İ.

637 60 4
                                    

Kimse konuşmuyordu, hiç kimse. Taehyung'un üstümden ayrımadığı gözlerine kısa bir bakış attım ve Sora'nın gözlerinin içine bakarak votkaya uzandım ve içtim. Bizim dışımızdaki herkes onları sevgili sanıyor olmalıydı ve şimdi onu öpseydim onun altı ay önceki eylemini bire bir gerçekleştirmiş olacaktım. Ödeşecektik. Komikmiş.

"Düşündüğümden daha aptalmışsın." dedim bardağı masaya bırakıp şişeye uzanırken. Şişenin dengesini bozmadan tekrar çevirdim ve yine aramızda durdu ama bu sefer ucu bana dönüktü. Gülümsedim.

"Doğruluk."

"Ne oldu, kucak dansı teklif ederken korkuyor gibi değildin?" dedim arkama yaslanırken. Sessizlik. Doğruluğu seçmesine rağmen gözlerindeki korkuyu görebiliyordum. Ağlayacaksan oynamayalım, Lee Sora.

"457." dedim doğrudan gözlerinin içine bakarak. Gözbebekleri korku ve şaşkınlıkla büyüdü. "O ne?" dedi masadaki bir kız. Başımı salladım onu onaylarcasına. "Bize açıkla hadi, ne anlama geliyor?" dedim gözlerimi ondan ayırmadan.

Dudakları birkaç kere aralanmış ardından tekrar kapanmıştı, elleri titriyordu.

"Senin için zor bir soru olmalı, sevgilin senin yerine içemeyecek mi?" dedim, ellerimi masaya koyarak hafifçe öne eğildim. Taehyung, buradaki sevgilinin kendisi olduğunu anladığında kaşlarını çattı ama sessizce bekledi.

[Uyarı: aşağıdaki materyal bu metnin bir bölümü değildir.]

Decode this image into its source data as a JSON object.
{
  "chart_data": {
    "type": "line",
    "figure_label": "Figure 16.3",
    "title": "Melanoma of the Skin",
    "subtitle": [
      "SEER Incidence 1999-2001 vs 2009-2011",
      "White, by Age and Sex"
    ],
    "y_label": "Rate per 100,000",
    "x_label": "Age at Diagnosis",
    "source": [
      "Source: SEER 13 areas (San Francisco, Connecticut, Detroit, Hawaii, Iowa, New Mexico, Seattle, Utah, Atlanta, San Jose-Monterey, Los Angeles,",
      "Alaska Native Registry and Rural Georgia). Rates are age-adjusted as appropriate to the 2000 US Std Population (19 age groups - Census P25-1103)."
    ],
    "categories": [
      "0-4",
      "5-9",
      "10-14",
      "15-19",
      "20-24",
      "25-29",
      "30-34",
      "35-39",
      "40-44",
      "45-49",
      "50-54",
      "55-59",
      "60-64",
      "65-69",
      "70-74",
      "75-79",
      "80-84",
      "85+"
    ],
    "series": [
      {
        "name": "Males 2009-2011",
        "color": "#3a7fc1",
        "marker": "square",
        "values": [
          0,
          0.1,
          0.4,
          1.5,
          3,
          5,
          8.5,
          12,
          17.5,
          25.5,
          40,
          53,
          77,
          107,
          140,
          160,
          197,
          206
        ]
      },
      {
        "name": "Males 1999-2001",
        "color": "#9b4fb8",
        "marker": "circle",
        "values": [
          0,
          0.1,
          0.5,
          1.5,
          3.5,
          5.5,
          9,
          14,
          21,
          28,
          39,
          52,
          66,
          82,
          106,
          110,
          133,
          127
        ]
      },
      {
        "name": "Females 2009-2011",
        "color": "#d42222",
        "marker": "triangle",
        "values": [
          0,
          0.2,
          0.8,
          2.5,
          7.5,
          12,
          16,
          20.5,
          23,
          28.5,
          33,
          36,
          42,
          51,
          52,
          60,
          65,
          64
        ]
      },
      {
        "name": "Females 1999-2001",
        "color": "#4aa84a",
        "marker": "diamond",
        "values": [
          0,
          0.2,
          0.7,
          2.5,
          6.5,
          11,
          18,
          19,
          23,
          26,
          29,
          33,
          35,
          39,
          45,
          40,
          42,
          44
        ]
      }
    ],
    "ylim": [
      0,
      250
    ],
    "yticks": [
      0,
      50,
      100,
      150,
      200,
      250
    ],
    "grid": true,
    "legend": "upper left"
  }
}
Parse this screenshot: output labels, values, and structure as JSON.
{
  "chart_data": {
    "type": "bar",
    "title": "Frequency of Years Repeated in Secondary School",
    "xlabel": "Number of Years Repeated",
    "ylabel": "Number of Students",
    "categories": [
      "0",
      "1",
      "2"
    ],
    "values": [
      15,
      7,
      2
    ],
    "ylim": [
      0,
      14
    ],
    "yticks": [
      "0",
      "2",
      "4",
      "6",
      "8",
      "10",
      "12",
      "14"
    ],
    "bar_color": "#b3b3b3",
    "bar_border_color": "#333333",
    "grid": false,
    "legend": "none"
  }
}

Titreyen elleriyle soruya cevap vermemek gibi bir seçeneği olduğunu hatırlayarak bardağa uzandı ama elimin tersiyle bardağı devirdim. Eli havada asılı kaldı ve şok içinde yüzüme baktı. Omuz silkip tekrar arkama yaslandım.

"Alkol kalmadığına göre bir cevap vermen gerekiyor sanırım." dedim beklenti içinde yüzüne baktım bende. "Lisa sana yardım etsin ister misin?" dedim yapmacık bir endişeyle. Lisa kıkırdadı.

"Fizik dersinin iyi olduğunu duydum, Sora." diyen Lisa'ya baktı çaresizce ardından bana döndü. "Sana çok yardımım dokunur sanırım."

"Yapma!" Birden ayağa fırlamış ve duvarlarda yankılanan çığlığıyla önümde durmuştu. "Kes şunu!" diye bağırdı bir kez daha.

Ayağa kalkıp karşısına dikildim. Ayağımdaki topuklularla ondan biraz uzun duruyordum ve bu bile beni tatmin ediyordu ama asla yeterli değildi. Madem ders istiyordu ve bunu bana, arkadaşlarıma zarar vererek iletiyordu o zaman dersini seve seve verirdim. Aramızdaki iki adımlık mesafeyi bire çevirerek bir adım attım ona doğru.

"Yardım etmeye çalışıyordum." dedim alaylı gülümsememi takınarak. Bu onu daha çok sinirlendirmiş olacak ki elini bana vurmak için kaldırdı. Bu hareketiyle Taehyung'un hızla ayağa kalktığını gördüm ama onun bileğini kavrayan parmaklar bana aitti. Başımı onaylamazca sallayıp bileğini sıkıca tutarak ona biraz daha yaklaştım. Yüzümde az önceki gülümsemeden eser yoktu.

"Aklını kullan Sora, utancından şehir hatta ülke değiştirmeni sağlayacak bir bilgiye sahip birine bu kadar asi davranmamalısın." dedim buz gibi sesimle ona doğru. Etraftan uğultular gelmeye başladığında kulağına doğru fısıldadım.

"Konuşmayı pek sevmem ama az sonra konuşursam susamayacağım sanırım. Şimdi dediklerimi harfi harfine yapacaksın yoksa yarın insanların konuştuğu sadece fizik hocasıyla yattığın olmaz."

"Başka bir şey bildiğin yok, blöf yapıyorsun." dedi yumruklarını sıkarak.

"İlk hangisi hakkında konuşalım, o zaman." dedim bileğini bırakıp bizi izleyen kalabalığa dönerek. Birkaçı telefonlarını çıkarmış videoya alıyordu. Rahatsız olsam da belli etmedim ki bu şu an için iyi bir şeydi.